Computational intelligence of Levenberg-Marquardt backpropagation neural networks to study thermal radiation and Hall effects on boundary layer flow past a stretching sheet

In the present investigation, an integrated numerical computing through neural networks which are backpropagated with Levenberg-Marquard scheme (NN-BLMS) is designed for the study of thermal radiation and Hall effect on boundary layer flow over a non-isothermal stretching sheet (TRH-BLF-NSS) embedded with non-uniform heat source and fluidic-particle suspension in porous medium. Porosity of the medium, thermal radiation, Hall effect and non-uniform heat source (PTHH) is considered.
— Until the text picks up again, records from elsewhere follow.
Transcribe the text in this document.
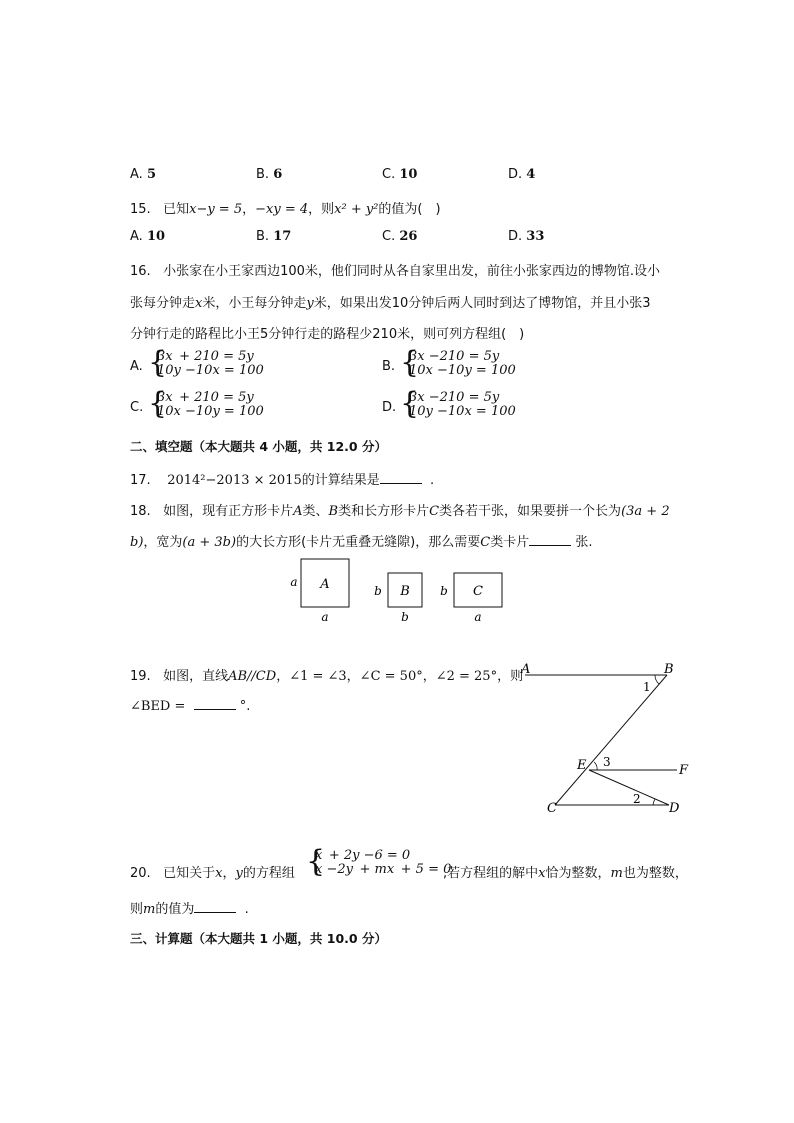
A. 5	B. 6	C. 10	D. 4
15. 已知x−y = 5，−xy = 4，则x² + y²的值为( )
A. 10	B. 17	C. 26	D. 33
16. 小张家在小王家西边100米，他们同时从各自家里出发，前往小张家西边的博物馆.设小
张每分钟走x米，小王每分钟走y米，如果出发10分钟后两人同时到达了博物馆，并且小张3
分钟行走的路程比小王5分钟行走的路程少210米，则可列方程组( )
A. {
3x + 210 = 5y
10y −10x = 100	B. {
3x −210 = 5y
10x −10y = 100
C. {
3x + 210 = 5y
10x −10y = 100	D. {
3x −210 = 5y
10y −10x = 100
二、填空题（本大题共 4 小题，共 12.0 分）
17. 2014²−2013 × 2015的计算结果是	.
18. 如图，现有正方形卡片A类、B类和长方形卡片C类各若干张，如果要拼一个长为(3a + 2
b)，宽为(a + 3b)的大长方形(卡片无重叠无缝隙)，那么需要C类卡片	张.
A
a
a
B
b
b
C
b
a
19. 如图，直线AB//CD，∠1 = ∠3，∠C = 50°，∠2 = 25°，则
∠BED =	°.
A	B
C	D
E	F
1
3
2
20. 已知关于x，y的方程组 {
x + 2y −6 = 0
x −2y + mx + 5 = 0
,若方程组的解中x恰为整数，m也为整数，
则m的值为	.
三、计算题（本大题共 1 小题，共 10.0 分）
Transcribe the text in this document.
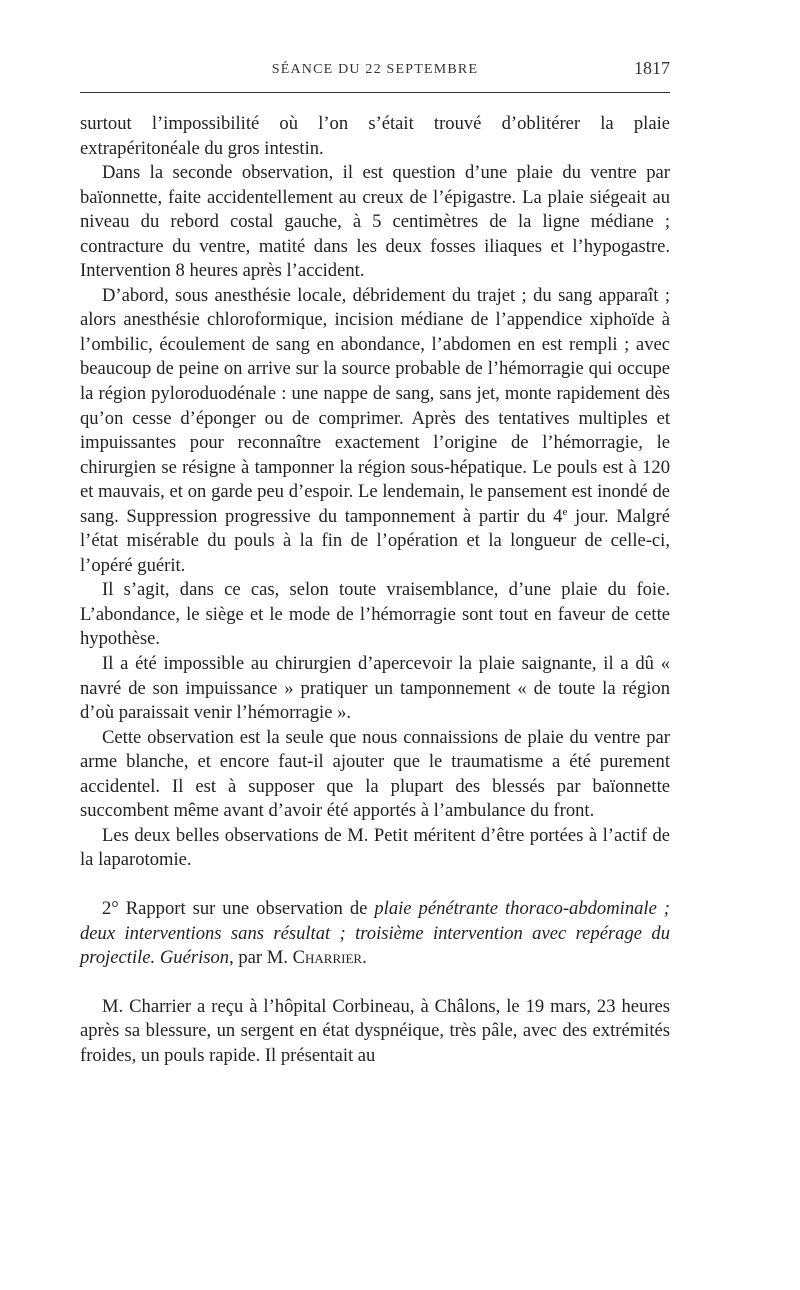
SÉANCE DU 22 SEPTEMBRE	1817

surtout l’impossibilité où l’on s’était trouvé d’oblitérer la plaie extrapéritonéale du gros intestin.

Dans la seconde observation, il est question d’une plaie du ventre par baïonnette, faite accidentellement au creux de l’épigastre. La plaie siégeait au niveau du rebord costal gauche, à 5 centimètres de la ligne médiane ; contracture du ventre, matité dans les deux fosses iliaques et l’hypogastre. Intervention 8 heures après l’accident.

D’abord, sous anesthésie locale, débridement du trajet ; du sang apparaît ; alors anesthésie chloroformique, incision médiane de l’appendice xiphoïde à l’ombilic, écoulement de sang en abondance, l’abdomen en est rempli ; avec beaucoup de peine on arrive sur la source probable de l’hémorragie qui occupe la région pyloroduodénale : une nappe de sang, sans jet, monte rapidement dès qu’on cesse d’éponger ou de comprimer. Après des tentatives multiples et impuissantes pour reconnaître exactement l’origine de l’hémorragie, le chirurgien se résigne à tamponner la région sous-hépatique. Le pouls est à 120 et mauvais, et on garde peu d’espoir. Le lendemain, le pansement est inondé de sang. Suppression progressive du tamponnement à partir du 4e jour. Malgré l’état misérable du pouls à la fin de l’opération et la longueur de celle-ci, l’opéré guérit.

Il s’agit, dans ce cas, selon toute vraisemblance, d’une plaie du foie. L’abondance, le siège et le mode de l’hémorragie sont tout en faveur de cette hypothèse.

Il a été impossible au chirurgien d’apercevoir la plaie saignante, il a dû « navré de son impuissance » pratiquer un tamponnement « de toute la région d’où paraissait venir l’hémorragie ».

Cette observation est la seule que nous connaissions de plaie du ventre par arme blanche, et encore faut-il ajouter que le traumatisme a été purement accidentel. Il est à supposer que la plupart des blessés par baïonnette succombent même avant d’avoir été apportés à l’ambulance du front.

Les deux belles observations de M. Petit méritent d’être portées à l’actif de la laparotomie.

2° Rapport sur une observation de plaie pénétrante thoraco-abdominale ; deux interventions sans résultat ; troisième intervention avec repérage du projectile. Guérison, par M. Charrier.

M. Charrier a reçu à l’hôpital Corbineau, à Châlons, le 19 mars, 23 heures après sa blessure, un sergent en état dyspnéique, très pâle, avec des extrémités froides, un pouls rapide. Il présentait au
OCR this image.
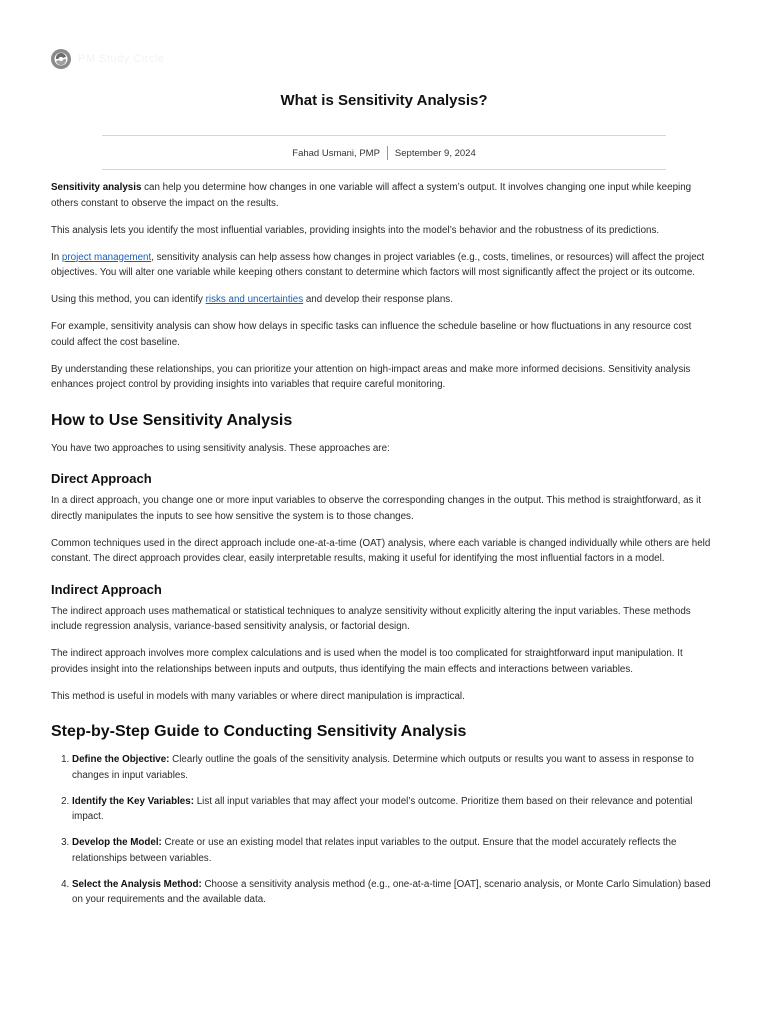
PM Study Circle
What is Sensitivity Analysis?
Fahad Usmani, PMP September 9, 2024

Sensitivity analysis can help you determine how changes in one variable will affect a system’s output. It involves changing one input while keeping others constant to observe the impact on the results.

This analysis lets you identify the most influential variables, providing insights into the model’s behavior and the robustness of its predictions.

In project management, sensitivity analysis can help assess how changes in project variables (e.g., costs, timelines, or resources) will affect the project objectives. You will alter one variable while keeping others constant to determine which factors will most significantly affect the project or its outcome.

Using this method, you can identify risks and uncertainties and develop their response plans.

For example, sensitivity analysis can show how delays in specific tasks can influence the schedule baseline or how fluctuations in any resource cost could affect the cost baseline.

By understanding these relationships, you can prioritize your attention on high-impact areas and make more informed decisions. Sensitivity analysis enhances project control by providing insights into variables that require careful monitoring.

How to Use Sensitivity Analysis

You have two approaches to using sensitivity analysis. These approaches are:

Direct Approach

In a direct approach, you change one or more input variables to observe the corresponding changes in the output. This method is straightforward, as it directly manipulates the inputs to see how sensitive the system is to those changes.

Common techniques used in the direct approach include one-at-a-time (OAT) analysis, where each variable is changed individually while others are held constant. The direct approach provides clear, easily interpretable results, making it useful for identifying the most influential factors in a model.

Indirect Approach

The indirect approach uses mathematical or statistical techniques to analyze sensitivity without explicitly altering the input variables. These methods include regression analysis, variance-based sensitivity analysis, or factorial design.

The indirect approach involves more complex calculations and is used when the model is too complicated for straightforward input manipulation. It provides insight into the relationships between inputs and outputs, thus identifying the main effects and interactions between variables.

This method is useful in models with many variables or where direct manipulation is impractical.

Step-by-Step Guide to Conducting Sensitivity Analysis
1. Define the Objective: Clearly outline the goals of the sensitivity analysis. Determine which outputs or results you want to assess in response to changes in input variables.
2. Identify the Key Variables: List all input variables that may affect your model’s outcome. Prioritize them based on their relevance and potential impact.
3. Develop the Model: Create or use an existing model that relates input variables to the output. Ensure that the model accurately reflects the relationships between variables.
4. Select the Analysis Method: Choose a sensitivity analysis method (e.g., one-at-a-time [OAT], scenario analysis, or Monte Carlo Simulation) based on your requirements and the available data.
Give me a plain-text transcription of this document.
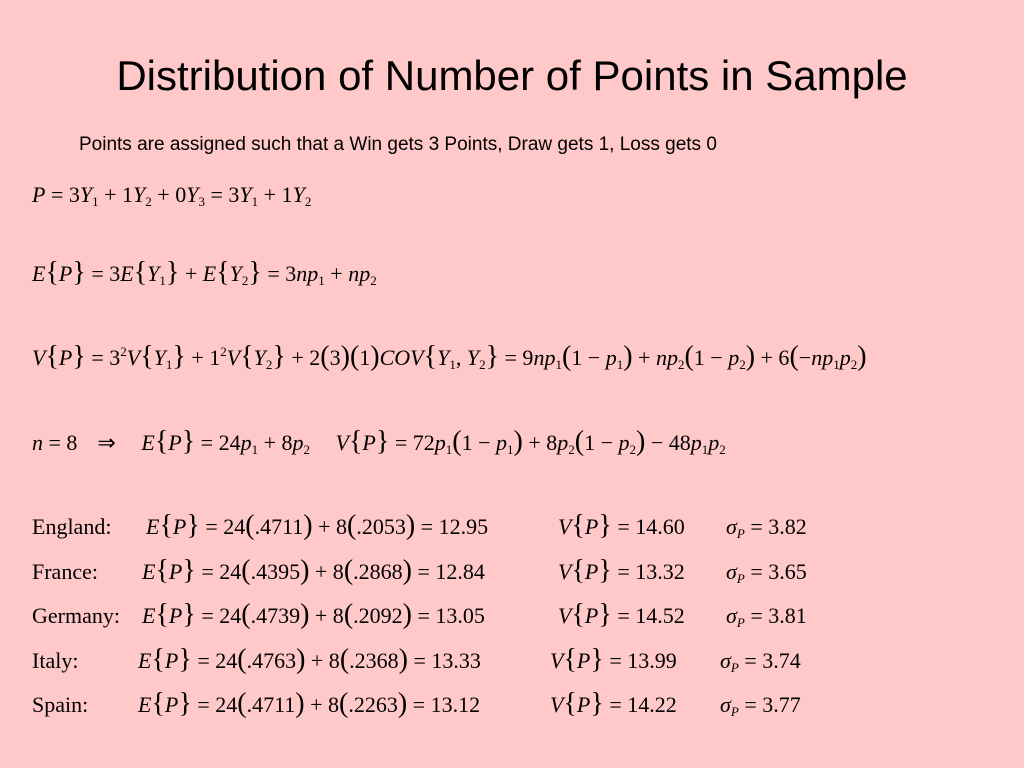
Distribution of Number of Points in Sample
Points are assigned such that a Win gets 3 Points, Draw gets 1, Loss gets 0
$P = 3Y_1 + 1Y_2 + 0Y_3 = 3Y_1 + 1Y_2$
$E\{P\} = 3E\{Y_1\} + E\{Y_2\} = 3np_1 + np_2$
$V\{P\} = 3^2V\{Y_1\} + 1^2V\{Y_2\} + 2(3)(1)COV\{Y_1$, $Y_2\} = 9np_1(1 - p_1) + np_2(1 - p_2) + 6(-np_1p_2)$
n = 8 ⇒ $E\{P\} = 24p_1 + 8p_2$ $V\{P\} = 72p_1(1 - p_1) + 8p_2(1 - p_2) - 48p_1p_2$
England: E{P} = 24(.4711) + 8(.2053) = 12.95	V{P} = 14.60 $\sigma_P = 3.82$
France: E{P} = 24(.4395) + 8(.2868) = 12.84	V{P} = 13.32 $\sigma_P = 3.65$
Germany: E{P} = 24(.4739) + 8(.2092) = 13.05	V{P} = 14.52 $\sigma_P = 3.81$
Italy:	E{P} = 24(.4763) + 8(.2368) = 13.33	V{P} = 13.99 $\sigma_P = 3.74$
Spain: E{P} = 24(.4711) + 8(.2263) = 13.12	V{P} = 14.22 $\sigma_P = 3.77$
The sheet is considered workable to permit fluid to suction, and according to a linear varying stretching with a surface velocity. Initially TRH-BLF-NSS was represented by system of PDEs which later converted to a system of non-linear ODEs through appropriate transformation and then solved numerically. At the surface two cases of the temperature boundary conditions namely PST and PHF were considered. By using Adam numerical method, for different scenarios connected with PTHH a dataset is generated for the expected NN-BLMS by variation various parameters. From reference results to perform NN-BLMS training, testing and validation process to find out estimated solutions of PTHH for variants associated with the physical system and to prove the accuracy of proposed NN-BLMS. Through mean square error, regression analysis and histogram the performance of NN-BLMS is studies and then successfully solve PTHH.